Mexican President Felipe Calderon’s allies headed toward some surprising victories in Mexican state elections marred by drug gang violence so severe only a trickle of citizens voted in one state where the leading gubernatorial candidate was slain.
The opposition Institutional Revolutionary Party (PRI), the former long-time ruling party, had hoped for significant gains on Sunday to add momentum to its bid to regain the presidency in 2012, trying to capitalize on discontent over drug violence. However, it appeared the PRI would not significantly improve on the nine governorships it already held among the dozen seats up for grabs.
Despite rising public frustration over drug violence, Calderon’s allies seemed likely to come away with a much needed boost by winning in the southern state of Oaxaca after a campaign for local elections in more than a dozen states where assassinations and scandals emphasized the power of drug cartels and faced the president with his toughest political challenge.
Impoverished and volatile Oaxaca is one of several states in which Calderon’s conservative National Action Party (PAN) formed alliances with leftist parties seeking to thwart a resurgence by the PRI, which ruled Mexico for 71 years and still controls many state governments.
The showing against the PRI in Oaxaca, a heavily Aboriginal state where the party was in power for eight decades, was highly symbolic.
A five-month uprising erupted in 2006 over allegations that outgoing Oaxaca Governor Ulises Ruiz, who was not seeking re-election, stole his election victory. Critics accused Ruiz of strong-arm politics that exemplified the coercion and corruption the PRI used to govern Mexico for seven decades.
“These are historic victories,” PAN president Cesar Nava said in an interview with reporters. “Sinaloa [state] has a fundamental significance when it comes to Mexico’s security.

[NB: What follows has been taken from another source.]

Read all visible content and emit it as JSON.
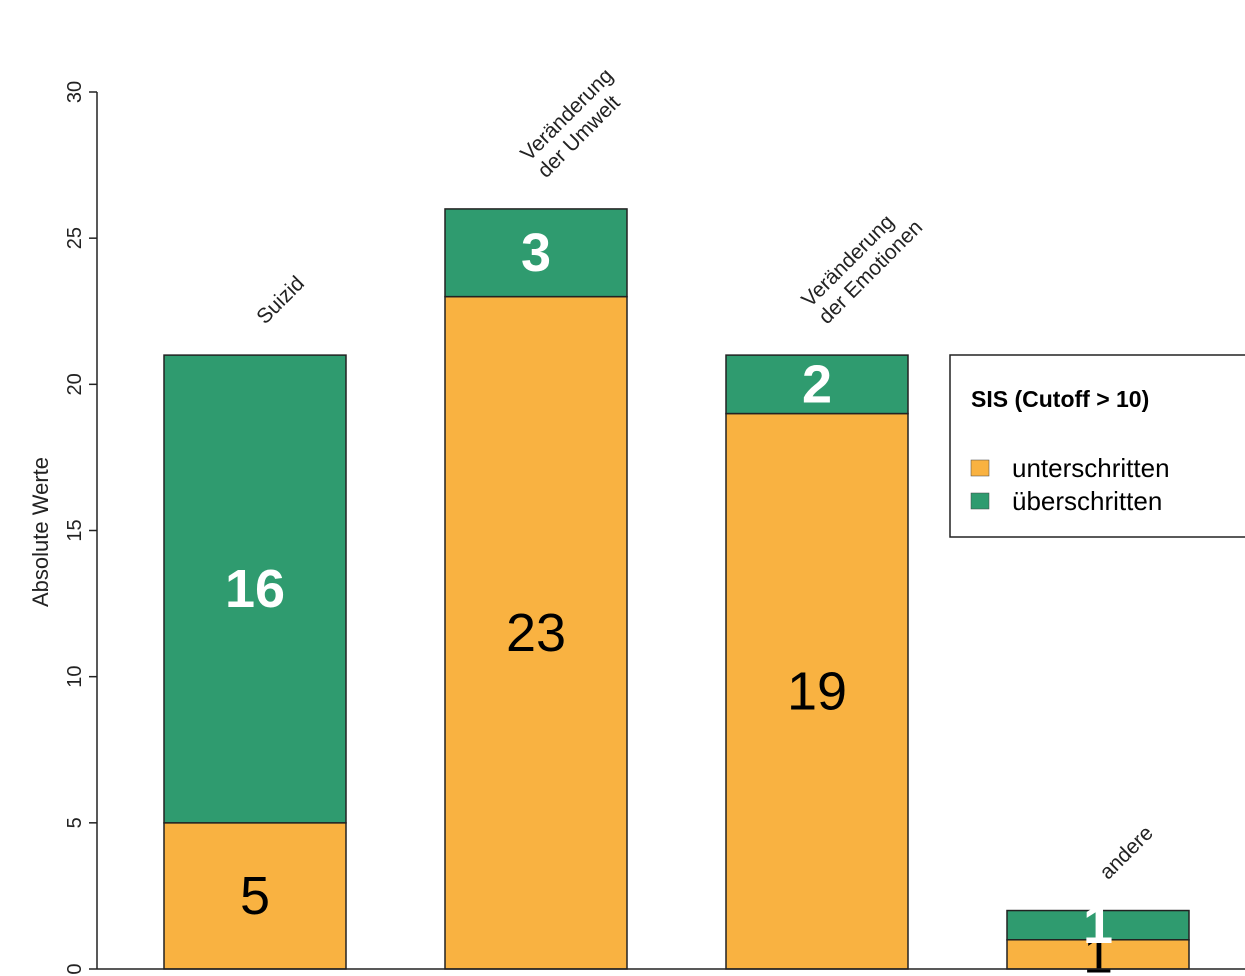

In Puebla and Oaxaca, the victory means a significant break with entrenched strongman politics.”
The official count had alliance candidate Gabino Cue leading with 50 percent of the votes, compared with 42 percent for PRI candidate Eviel Perez, with 17 percent of the vote counted early yesterday.
Calderon’s PAN and its leftist allies led in the PRI bastion of Sinaloa, a northwestern state that is the birthplace of the powerful drug cartel of the same name.

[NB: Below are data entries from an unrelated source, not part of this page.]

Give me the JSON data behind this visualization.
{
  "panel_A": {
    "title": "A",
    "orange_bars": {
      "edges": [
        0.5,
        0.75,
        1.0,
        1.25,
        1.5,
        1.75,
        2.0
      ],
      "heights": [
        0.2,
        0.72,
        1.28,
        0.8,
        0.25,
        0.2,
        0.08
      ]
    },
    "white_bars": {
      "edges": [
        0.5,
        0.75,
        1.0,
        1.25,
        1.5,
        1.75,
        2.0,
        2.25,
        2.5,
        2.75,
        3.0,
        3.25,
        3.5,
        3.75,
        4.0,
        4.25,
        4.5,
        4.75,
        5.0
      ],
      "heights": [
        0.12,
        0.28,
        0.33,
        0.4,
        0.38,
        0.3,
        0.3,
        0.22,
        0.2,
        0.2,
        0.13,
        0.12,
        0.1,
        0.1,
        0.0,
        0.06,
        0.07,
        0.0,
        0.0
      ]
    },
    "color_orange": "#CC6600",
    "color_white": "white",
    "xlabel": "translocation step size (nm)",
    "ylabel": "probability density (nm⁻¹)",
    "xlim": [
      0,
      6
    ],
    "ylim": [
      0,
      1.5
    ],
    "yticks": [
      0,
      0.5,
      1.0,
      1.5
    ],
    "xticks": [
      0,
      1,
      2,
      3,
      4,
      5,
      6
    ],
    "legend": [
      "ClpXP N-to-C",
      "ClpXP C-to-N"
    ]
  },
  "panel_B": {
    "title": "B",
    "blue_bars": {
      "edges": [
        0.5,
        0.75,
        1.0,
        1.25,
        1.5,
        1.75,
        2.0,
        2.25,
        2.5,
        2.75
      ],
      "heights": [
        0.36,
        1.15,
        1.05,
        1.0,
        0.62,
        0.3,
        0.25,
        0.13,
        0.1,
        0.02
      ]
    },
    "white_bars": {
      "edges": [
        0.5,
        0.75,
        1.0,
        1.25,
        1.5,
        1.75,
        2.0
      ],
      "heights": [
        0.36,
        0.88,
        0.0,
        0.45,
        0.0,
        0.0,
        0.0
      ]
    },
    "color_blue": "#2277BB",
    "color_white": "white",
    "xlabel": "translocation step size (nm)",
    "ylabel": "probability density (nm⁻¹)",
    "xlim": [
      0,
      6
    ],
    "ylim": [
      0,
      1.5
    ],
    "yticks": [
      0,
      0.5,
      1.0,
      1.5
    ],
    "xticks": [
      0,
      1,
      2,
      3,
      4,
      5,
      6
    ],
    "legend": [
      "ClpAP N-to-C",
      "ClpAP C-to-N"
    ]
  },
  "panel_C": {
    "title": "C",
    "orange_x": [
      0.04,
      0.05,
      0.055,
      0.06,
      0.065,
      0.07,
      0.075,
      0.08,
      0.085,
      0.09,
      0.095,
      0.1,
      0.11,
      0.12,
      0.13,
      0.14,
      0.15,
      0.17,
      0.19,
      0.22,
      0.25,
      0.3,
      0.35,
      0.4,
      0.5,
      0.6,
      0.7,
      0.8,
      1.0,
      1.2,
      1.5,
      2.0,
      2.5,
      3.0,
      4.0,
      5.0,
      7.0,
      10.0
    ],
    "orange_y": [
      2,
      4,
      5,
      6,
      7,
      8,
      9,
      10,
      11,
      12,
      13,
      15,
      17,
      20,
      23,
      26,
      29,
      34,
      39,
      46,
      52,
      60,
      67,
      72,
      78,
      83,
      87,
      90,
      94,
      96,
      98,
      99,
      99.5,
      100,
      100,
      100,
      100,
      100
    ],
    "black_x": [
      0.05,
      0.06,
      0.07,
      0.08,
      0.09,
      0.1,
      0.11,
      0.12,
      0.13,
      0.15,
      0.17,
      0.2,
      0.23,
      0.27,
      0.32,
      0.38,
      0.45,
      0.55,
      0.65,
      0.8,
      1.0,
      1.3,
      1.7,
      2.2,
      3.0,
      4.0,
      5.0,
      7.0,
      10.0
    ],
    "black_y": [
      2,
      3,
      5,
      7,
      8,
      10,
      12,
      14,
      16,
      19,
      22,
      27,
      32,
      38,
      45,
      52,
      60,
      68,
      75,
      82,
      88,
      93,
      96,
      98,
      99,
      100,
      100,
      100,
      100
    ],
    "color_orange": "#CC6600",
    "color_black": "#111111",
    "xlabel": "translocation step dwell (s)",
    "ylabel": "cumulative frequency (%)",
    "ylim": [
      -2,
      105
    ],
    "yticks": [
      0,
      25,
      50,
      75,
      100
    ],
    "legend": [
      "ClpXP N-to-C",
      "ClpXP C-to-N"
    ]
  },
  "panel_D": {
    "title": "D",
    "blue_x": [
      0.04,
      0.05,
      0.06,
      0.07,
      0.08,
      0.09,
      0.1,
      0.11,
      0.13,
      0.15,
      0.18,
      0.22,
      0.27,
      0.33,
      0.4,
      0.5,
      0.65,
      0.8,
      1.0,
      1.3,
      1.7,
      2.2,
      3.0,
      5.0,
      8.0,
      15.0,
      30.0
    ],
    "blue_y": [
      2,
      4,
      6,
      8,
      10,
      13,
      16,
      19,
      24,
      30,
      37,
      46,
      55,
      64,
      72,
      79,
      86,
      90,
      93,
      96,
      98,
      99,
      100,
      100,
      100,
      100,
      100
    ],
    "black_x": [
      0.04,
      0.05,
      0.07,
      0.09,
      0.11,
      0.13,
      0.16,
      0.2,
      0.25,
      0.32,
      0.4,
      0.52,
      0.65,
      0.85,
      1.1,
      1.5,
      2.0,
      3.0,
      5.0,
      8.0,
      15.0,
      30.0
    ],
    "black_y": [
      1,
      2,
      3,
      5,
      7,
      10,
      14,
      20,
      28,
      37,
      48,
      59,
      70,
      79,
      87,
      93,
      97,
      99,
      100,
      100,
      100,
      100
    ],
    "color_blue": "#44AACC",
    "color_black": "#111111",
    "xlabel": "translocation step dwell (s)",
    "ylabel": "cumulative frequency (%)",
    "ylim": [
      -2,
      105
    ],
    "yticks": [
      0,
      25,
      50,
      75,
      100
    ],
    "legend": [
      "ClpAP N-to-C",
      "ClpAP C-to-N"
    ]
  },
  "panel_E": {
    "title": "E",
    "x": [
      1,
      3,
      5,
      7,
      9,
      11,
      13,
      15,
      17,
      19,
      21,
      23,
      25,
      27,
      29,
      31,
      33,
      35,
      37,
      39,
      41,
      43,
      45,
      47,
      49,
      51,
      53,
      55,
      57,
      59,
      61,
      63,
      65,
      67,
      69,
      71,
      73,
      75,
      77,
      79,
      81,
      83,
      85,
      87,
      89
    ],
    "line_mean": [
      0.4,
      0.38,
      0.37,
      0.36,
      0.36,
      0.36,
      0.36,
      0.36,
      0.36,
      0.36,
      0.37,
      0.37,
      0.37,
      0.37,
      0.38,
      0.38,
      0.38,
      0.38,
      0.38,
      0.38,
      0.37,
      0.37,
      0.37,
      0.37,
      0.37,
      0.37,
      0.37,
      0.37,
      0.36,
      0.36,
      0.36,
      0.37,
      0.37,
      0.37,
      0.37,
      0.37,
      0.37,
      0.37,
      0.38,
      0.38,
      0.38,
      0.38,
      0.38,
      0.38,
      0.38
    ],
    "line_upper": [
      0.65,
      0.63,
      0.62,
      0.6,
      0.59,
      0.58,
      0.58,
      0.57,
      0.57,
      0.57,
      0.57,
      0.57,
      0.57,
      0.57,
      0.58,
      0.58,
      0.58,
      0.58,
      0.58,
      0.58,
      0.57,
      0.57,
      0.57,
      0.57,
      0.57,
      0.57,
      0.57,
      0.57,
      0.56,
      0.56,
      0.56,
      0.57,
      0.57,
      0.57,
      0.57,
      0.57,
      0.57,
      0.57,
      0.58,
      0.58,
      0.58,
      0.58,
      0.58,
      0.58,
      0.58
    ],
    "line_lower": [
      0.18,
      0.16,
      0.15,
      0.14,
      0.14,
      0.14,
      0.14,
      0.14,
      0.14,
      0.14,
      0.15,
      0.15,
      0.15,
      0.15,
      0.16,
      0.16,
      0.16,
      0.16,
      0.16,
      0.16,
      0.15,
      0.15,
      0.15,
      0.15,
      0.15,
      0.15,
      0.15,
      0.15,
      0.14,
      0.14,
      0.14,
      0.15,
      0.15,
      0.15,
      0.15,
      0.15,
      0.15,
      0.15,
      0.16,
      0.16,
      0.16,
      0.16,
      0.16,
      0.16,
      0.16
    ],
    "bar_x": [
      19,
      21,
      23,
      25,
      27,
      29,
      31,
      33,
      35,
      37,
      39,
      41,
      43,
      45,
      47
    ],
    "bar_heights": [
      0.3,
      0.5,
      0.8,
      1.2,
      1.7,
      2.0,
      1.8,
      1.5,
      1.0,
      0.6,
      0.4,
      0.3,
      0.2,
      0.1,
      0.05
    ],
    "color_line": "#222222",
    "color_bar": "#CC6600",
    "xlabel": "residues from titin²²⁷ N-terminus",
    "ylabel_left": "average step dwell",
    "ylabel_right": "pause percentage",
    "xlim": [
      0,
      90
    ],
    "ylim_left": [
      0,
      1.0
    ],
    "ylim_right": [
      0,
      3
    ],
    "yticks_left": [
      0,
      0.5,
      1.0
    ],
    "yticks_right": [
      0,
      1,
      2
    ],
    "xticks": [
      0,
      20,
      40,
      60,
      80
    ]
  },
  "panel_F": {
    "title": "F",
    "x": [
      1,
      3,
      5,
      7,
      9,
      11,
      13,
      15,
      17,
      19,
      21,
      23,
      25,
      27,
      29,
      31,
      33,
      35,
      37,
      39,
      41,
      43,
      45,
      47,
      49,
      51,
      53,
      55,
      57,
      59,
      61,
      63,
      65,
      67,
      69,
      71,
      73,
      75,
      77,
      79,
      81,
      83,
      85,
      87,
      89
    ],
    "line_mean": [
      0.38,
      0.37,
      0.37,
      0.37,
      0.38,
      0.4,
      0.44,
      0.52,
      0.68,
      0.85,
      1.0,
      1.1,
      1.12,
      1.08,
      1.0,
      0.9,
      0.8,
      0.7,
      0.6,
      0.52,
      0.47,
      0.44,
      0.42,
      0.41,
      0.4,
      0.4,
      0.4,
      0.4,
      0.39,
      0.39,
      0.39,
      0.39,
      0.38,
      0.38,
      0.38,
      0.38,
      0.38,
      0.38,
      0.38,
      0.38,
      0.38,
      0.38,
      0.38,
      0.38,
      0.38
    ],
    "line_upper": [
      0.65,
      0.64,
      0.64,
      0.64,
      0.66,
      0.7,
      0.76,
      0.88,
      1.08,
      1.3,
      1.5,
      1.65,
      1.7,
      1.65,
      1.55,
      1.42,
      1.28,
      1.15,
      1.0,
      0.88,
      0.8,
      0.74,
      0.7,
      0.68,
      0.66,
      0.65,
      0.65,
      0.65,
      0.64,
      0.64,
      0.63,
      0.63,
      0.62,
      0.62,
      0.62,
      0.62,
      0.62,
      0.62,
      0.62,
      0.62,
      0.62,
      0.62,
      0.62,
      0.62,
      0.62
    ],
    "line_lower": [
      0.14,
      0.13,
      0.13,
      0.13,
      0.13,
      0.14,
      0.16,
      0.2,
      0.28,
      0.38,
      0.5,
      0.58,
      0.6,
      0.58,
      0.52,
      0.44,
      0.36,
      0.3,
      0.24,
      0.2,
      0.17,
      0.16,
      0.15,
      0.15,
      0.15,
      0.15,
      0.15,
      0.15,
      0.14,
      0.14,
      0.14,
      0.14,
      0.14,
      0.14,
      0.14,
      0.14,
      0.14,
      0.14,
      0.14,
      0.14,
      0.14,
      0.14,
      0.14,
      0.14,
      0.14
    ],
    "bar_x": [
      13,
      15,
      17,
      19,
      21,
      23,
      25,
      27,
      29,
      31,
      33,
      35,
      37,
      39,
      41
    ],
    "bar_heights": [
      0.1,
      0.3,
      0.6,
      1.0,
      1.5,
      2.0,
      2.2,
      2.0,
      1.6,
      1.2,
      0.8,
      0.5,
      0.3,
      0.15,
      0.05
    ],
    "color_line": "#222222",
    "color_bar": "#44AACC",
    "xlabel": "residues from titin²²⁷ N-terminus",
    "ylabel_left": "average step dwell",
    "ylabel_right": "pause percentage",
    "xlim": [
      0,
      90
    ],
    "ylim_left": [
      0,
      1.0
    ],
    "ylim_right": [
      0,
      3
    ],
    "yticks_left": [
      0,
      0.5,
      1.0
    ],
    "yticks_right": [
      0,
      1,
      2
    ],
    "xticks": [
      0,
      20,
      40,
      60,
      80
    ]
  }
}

The PRI gubernatorial candidate in Sinaloa, Jesus Vizcarra, had long faced allegations of ties to the cartel led by Joaquin “El Chapo” Guzman, Mexico’s most-wanted drug lord.
The newspaper Reforma recently published a photograph of Vizcarra attending a party many years ago with El Chapo’s second-in-command, Ismael “El Mayo” Zambada.
Vizcarra, the mayor of state capital Culiacan and a distant relative of slain drug trafficker Ines Calderon, dodged questions about whether Zambada is the godfather of one of his children, saying only that he had never committed a crime.
With about a fifth of the vote counted, preliminary official results gave alliance candidate Mario Lopez 52 percent to 46 percent for Vizcarra. The Televisa exit poll had similar numbers.
Exit polls released by TV Azteca and Televisa predicted the PRI would win in at least nine states, including three that it wrested back from the PAN or the leftist Democratic Revolution Party.
Exit polls indicated the PRI easily won in Tamaulipas, a drug-riven northern state where the party’s gubernatorial candidate, Rodolfo Torre, was assassinated a week before the election.
Officials said only one in five registered voters cast ballots there.
Torre’s brother, Egidio, was picked to run in his place. He voted at an elementary school in Ciudad Victoria wearing a bulletproof vest and escorted by federal police in two trucks.